Fame Ryann M, Chang Jessica T, Hong Alex, Aponte-Santiago Nicole A, Sive Hazel
Whitehead Institute for Biomedical Research, Nine Cambridge Center, Cambridge, MA, 02142, USA.
Massachusetts Institute of Technology, 77 Massachusetts Avenue, Cambridge, MA, 02139-4307, USA.
Fluids Barriers CNS. 2016 Jun 21;13(1):11. doi: 10.1186/s12987-016-0036-z.
Cerebrospinal fluid (CSF) contained within the brain ventricles contacts neuroepithelial progenitor cells during brain development. Dynamic properties of CSF movement may limit locally produced factors to specific regions of the developing brain. However, there is no study of in vivo CSF dynamics between ventricles in the embryonic brain. We address CSF movement using the zebrafish larva, during the major period of developmental neurogenesis.

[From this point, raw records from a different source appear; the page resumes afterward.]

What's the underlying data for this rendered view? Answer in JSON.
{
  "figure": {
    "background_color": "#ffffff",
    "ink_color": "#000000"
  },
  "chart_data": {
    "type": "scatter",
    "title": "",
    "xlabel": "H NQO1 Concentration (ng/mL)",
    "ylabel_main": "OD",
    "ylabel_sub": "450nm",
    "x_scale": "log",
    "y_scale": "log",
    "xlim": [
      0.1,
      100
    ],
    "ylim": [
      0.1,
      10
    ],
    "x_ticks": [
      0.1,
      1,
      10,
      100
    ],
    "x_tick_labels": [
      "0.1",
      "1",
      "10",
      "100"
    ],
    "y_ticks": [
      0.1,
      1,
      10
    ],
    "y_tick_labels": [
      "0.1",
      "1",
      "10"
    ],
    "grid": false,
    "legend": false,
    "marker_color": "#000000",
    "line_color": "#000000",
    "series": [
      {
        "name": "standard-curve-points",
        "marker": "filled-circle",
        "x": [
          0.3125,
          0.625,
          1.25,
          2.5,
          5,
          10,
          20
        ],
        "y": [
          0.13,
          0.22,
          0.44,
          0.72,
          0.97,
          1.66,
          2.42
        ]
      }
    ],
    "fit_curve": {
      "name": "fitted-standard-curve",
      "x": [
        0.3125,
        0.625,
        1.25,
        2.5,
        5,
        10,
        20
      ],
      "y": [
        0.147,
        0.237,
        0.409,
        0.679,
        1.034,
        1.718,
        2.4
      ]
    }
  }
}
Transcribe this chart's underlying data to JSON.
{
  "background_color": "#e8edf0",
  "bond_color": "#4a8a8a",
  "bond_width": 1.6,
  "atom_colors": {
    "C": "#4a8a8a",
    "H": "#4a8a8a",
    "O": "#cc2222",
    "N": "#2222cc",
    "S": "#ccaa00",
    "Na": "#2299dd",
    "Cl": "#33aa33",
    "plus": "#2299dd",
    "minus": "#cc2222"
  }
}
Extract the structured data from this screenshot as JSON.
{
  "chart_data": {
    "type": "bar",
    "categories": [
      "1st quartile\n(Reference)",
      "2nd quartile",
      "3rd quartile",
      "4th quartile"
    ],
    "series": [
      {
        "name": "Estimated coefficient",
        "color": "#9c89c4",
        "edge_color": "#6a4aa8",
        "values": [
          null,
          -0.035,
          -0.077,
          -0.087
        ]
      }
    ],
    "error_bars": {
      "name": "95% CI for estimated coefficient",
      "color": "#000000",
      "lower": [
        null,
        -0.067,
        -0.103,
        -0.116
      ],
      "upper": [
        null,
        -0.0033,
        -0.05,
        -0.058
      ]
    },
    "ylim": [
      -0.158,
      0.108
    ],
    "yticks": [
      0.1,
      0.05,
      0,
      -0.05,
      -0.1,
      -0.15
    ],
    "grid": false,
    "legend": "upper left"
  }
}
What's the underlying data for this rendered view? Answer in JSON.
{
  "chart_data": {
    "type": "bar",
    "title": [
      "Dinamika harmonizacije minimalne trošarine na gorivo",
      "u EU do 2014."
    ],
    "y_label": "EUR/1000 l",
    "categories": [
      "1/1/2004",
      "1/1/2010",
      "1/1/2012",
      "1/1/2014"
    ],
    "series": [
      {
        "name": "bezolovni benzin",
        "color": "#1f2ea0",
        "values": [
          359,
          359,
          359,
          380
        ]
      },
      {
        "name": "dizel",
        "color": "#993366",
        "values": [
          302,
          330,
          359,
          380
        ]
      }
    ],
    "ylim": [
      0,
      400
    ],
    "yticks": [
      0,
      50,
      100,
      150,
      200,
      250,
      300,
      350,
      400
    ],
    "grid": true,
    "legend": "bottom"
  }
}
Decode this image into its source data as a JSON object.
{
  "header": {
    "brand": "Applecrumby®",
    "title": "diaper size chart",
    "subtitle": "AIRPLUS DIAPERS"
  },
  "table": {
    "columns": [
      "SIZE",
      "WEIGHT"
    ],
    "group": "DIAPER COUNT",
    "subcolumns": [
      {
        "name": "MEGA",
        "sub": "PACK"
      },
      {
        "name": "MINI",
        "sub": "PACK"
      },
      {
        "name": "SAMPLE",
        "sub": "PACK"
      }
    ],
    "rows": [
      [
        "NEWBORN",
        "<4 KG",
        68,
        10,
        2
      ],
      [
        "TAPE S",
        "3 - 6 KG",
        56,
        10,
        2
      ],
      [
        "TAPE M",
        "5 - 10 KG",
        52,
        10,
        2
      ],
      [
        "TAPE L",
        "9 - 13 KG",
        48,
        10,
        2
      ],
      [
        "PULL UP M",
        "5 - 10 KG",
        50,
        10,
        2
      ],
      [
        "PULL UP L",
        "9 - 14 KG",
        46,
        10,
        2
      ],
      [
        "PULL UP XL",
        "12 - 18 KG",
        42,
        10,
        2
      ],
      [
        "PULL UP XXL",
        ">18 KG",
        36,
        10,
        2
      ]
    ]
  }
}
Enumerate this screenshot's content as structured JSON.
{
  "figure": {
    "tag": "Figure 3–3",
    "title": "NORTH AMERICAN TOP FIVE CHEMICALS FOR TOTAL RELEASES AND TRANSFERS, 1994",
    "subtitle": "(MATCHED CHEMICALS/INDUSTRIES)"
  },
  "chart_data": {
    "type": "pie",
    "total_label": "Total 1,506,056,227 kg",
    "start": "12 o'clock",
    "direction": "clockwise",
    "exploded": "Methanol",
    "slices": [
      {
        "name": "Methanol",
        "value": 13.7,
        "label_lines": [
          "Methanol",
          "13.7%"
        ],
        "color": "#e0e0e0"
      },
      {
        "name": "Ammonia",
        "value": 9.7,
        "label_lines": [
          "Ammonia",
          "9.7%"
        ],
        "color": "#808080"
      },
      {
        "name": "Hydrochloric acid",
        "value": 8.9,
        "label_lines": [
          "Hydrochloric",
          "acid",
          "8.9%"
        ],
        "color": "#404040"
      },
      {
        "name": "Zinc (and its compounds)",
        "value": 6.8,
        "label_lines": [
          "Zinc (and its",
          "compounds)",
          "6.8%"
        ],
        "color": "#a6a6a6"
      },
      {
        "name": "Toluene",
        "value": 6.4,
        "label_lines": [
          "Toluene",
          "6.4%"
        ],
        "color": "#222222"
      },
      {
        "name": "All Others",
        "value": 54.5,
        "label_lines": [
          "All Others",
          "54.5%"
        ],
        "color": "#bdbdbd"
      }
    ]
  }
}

CSF movement was monitored at two stages of zebrafish development: early larva [pharyngula stage; 27-30 h post-fertilization (hpf)] and late larva (hatching period; 51-54 hpf) using photoactivatable Kaede protein to calculate average maximum CSF velocity between ventricles. Potential roles for heartbeat in early CSF movement were investigated using tnnt2a mutant fish (tnnt2a (-/-)) and chemical [2,3 butanedione monoxime (BDM)] treatment. Cilia motility was monitored at these stages using the Tg(βact:Arl13b-GFP) transgenic fish line.
In wild-type early larva there is net CSF movement from the telencephalon to the combined diencephalic/mesencephalic superventricle. This movement directionality reverses at late larval stage. CSF moves directionally from diencephalic to rhombencephalic ventricles at both stages examined, with minimal movement from rhombencephalon to diencephalon. Directional movement is partially dependent on heartbeat, as indicated in assays of tnnt2a (-/-) fish and after BDM treatment. Brain cilia are immotile at the early larval stage.
These data demonstrate directional movement of the embryonic CSF in the zebrafish model during the major period of developmental neurogenesis. A key conclusion is that CSF moves preferentially from the diencephalic into the rhombencephalic ventricle. In addition, the direction of CSF movement between telencephalic and diencephalic ventricles reverses between the early and late larval stages. CSF movement is partially dependent on heartbeat. At early larval stage, the absence of motile cilia indicates that cilia likely do not direct CSF movement. These data suggest that CSF components may be compartmentalized and could contribute to specialization of the early brain. In addition, CSF movement may also provide directional mechanical signaling.
在脑发育过程中,脑室中的脑脊液(CSF)与神经上皮祖细胞接触。脑脊液流动的动态特性可能会将局部产生的因子限制在发育中脑的特定区域。然而,目前尚无关于胚胎脑室内脑脊液动力学的体内研究。我们利用斑马鱼幼体,在发育性神经发生的主要时期研究脑脊液的流动。
在斑马鱼发育的两个阶段监测脑脊液流动:早期幼体[咽胚期;受精后27 - 30小时(hpf)]和晚期幼体(孵化期;51 - 54 hpf),使用光激活的Kaede蛋白来计算脑室之间的平均最大脑脊液流速。利用tnnt2a突变鱼(tnnt2a(-/-))和化学物质[2,3 - 丁二酮一肟(BDM)]处理来研究心跳在早期脑脊液流动中的潜在作用。在这些阶段使用Tg(βact:Arl13b - GFP)转基因鱼系监测纤毛运动。
在野生型早期幼体中,脑脊液有从端脑向间脑/中脑联合脑室的净流动。这种流动方向在晚期幼体阶段发生逆转。在两个检测阶段,脑脊液都从间脑向菱脑脑室定向流动,从菱脑向间脑的流动极少。定向流动部分依赖于心跳,如在tnnt2a(-/-)鱼的检测以及BDM处理后所示。脑纤毛在早期幼体阶段是不动的。
这些数据证明了在发育性神经发生的主要时期,斑马鱼模型中胚胎脑脊液的定向流动。一个关键结论是脑脊液优先从间脑流入菱脑脑室。此外,端脑和间脑脑室之间脑脊液流动的方向在早期和晚期幼体阶段之间发生逆转。脑脊液流动部分依赖于心跳。在早期幼体阶段,不存在活动的纤毛表明纤毛可能不引导脑脊液流动。这些数据表明脑脊液成分可能被分隔,并可能有助于早期脑的特化。此外,脑脊液流动也可能提供定向机械信号。